Policies and procedures are usually included in the staff handbook. They help to fulfil the employer’s obligation to ensure that all employees know what is expected of them.
Some policies and procedures are required by law, including:
- Health and safety (if you have 5 or more employees)
- Whistleblowing (in some instances)
There are also strong legal reasons to have policies on anti-bribery, equal opportunities including anti-bullying and harassment and data protection. These are important as employers are vicariously responsible for the actions of their workforce. Being able to demonstrate that you have communicated what is expected of them, will help prevent inappropriate behaviour and, in the worst case scenario, help defend a grievance or employment claim.

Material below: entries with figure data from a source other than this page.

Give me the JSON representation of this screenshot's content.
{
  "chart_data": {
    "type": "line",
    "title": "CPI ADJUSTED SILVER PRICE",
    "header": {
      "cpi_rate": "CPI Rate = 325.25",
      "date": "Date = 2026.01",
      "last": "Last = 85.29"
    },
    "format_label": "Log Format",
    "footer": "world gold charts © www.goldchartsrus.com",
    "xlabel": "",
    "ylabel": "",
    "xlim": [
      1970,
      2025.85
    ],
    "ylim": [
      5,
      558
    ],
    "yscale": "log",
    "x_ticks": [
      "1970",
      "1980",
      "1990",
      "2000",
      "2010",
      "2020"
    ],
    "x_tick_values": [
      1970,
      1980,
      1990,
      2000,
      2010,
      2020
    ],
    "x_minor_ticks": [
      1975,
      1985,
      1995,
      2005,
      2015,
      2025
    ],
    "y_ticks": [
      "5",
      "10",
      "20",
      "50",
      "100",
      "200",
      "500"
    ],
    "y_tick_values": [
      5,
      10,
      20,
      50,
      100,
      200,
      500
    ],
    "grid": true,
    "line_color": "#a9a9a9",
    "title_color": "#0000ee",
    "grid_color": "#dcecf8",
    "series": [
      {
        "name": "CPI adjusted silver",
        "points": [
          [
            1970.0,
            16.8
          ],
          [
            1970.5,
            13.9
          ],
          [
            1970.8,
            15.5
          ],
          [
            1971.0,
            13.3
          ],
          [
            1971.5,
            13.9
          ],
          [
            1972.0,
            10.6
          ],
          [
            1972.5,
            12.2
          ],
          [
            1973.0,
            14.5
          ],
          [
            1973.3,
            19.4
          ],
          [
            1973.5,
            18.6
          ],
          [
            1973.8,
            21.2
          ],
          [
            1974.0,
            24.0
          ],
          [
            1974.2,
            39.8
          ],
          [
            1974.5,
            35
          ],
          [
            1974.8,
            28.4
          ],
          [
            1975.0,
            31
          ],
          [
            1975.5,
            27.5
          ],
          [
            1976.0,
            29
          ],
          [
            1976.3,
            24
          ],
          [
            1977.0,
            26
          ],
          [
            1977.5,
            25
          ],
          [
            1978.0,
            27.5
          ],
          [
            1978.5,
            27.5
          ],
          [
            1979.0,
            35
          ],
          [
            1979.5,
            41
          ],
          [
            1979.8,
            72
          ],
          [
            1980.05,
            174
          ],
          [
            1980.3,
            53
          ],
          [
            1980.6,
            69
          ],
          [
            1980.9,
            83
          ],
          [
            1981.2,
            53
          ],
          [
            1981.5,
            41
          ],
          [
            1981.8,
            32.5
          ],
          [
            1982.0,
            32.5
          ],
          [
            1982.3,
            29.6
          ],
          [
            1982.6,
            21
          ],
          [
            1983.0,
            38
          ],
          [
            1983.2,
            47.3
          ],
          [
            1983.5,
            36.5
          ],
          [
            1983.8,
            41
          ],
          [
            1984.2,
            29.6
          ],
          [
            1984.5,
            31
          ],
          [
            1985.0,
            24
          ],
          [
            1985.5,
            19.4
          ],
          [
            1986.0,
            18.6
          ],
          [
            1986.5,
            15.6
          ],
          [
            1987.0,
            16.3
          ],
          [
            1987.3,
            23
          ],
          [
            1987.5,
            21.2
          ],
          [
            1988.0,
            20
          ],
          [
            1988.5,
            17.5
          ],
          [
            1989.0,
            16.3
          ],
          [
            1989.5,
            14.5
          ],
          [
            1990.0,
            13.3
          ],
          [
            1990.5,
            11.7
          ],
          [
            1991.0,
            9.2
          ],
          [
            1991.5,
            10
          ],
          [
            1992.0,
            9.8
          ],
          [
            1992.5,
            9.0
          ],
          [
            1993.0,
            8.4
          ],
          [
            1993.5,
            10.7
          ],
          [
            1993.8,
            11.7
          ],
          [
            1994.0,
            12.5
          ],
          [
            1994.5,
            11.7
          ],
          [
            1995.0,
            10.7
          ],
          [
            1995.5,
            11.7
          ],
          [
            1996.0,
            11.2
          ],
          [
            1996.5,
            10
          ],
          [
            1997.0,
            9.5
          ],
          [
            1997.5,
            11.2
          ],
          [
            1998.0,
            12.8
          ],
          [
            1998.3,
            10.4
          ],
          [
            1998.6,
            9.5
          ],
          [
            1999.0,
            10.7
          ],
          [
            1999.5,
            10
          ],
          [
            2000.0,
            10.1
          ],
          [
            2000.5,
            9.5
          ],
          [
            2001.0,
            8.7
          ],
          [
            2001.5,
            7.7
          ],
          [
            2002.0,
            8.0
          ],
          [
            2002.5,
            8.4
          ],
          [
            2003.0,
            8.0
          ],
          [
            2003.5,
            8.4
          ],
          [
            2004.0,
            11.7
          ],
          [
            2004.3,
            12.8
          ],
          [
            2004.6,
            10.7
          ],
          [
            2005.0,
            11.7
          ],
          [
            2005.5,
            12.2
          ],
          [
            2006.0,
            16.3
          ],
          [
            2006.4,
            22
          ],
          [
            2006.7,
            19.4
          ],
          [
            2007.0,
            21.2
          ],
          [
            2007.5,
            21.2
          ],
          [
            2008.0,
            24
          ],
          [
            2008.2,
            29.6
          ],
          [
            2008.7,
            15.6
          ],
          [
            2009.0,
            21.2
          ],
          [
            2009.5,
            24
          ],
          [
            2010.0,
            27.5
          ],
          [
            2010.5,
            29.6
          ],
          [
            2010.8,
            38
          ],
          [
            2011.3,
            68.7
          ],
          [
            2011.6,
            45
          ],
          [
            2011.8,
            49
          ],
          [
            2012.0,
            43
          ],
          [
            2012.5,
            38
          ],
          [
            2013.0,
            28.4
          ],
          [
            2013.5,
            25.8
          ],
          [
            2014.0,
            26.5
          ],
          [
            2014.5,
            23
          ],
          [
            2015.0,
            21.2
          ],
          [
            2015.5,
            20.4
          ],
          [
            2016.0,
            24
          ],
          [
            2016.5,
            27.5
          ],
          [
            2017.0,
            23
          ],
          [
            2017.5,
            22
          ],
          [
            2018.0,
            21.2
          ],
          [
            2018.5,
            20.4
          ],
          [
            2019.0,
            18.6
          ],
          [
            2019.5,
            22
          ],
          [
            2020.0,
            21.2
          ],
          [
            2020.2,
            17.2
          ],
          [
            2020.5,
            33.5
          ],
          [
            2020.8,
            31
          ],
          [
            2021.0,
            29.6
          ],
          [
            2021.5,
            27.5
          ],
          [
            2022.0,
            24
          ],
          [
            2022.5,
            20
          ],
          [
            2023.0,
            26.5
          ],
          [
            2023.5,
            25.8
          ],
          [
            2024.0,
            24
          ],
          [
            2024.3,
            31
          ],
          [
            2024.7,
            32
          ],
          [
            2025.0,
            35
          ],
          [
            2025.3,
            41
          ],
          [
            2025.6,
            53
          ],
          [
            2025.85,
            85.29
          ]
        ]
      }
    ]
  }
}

Data protection related policies in respect of employees, workers, contractors and job applicants are needed to communicate how their data is collected and processed, how it is stored and how long it is kept for. Documents required include a privacy notice, data retention policy and a candidate privacy notice.
Apart from communicating what is expected from the workforce, the employee handbook can be used to explain statutory rights such as the right to request flexible working, time off to care for a dependent or what happens when there is a family change such as a birth or adoption or a family member becomes ill or disabled and needs to be cared for.
In addition to the health and safety policy it is beneficial to have written policies on how sickness absence is handled and how the business looks after the mental wellbeing of it’s workforce. They will also need to know how annual leave is handled.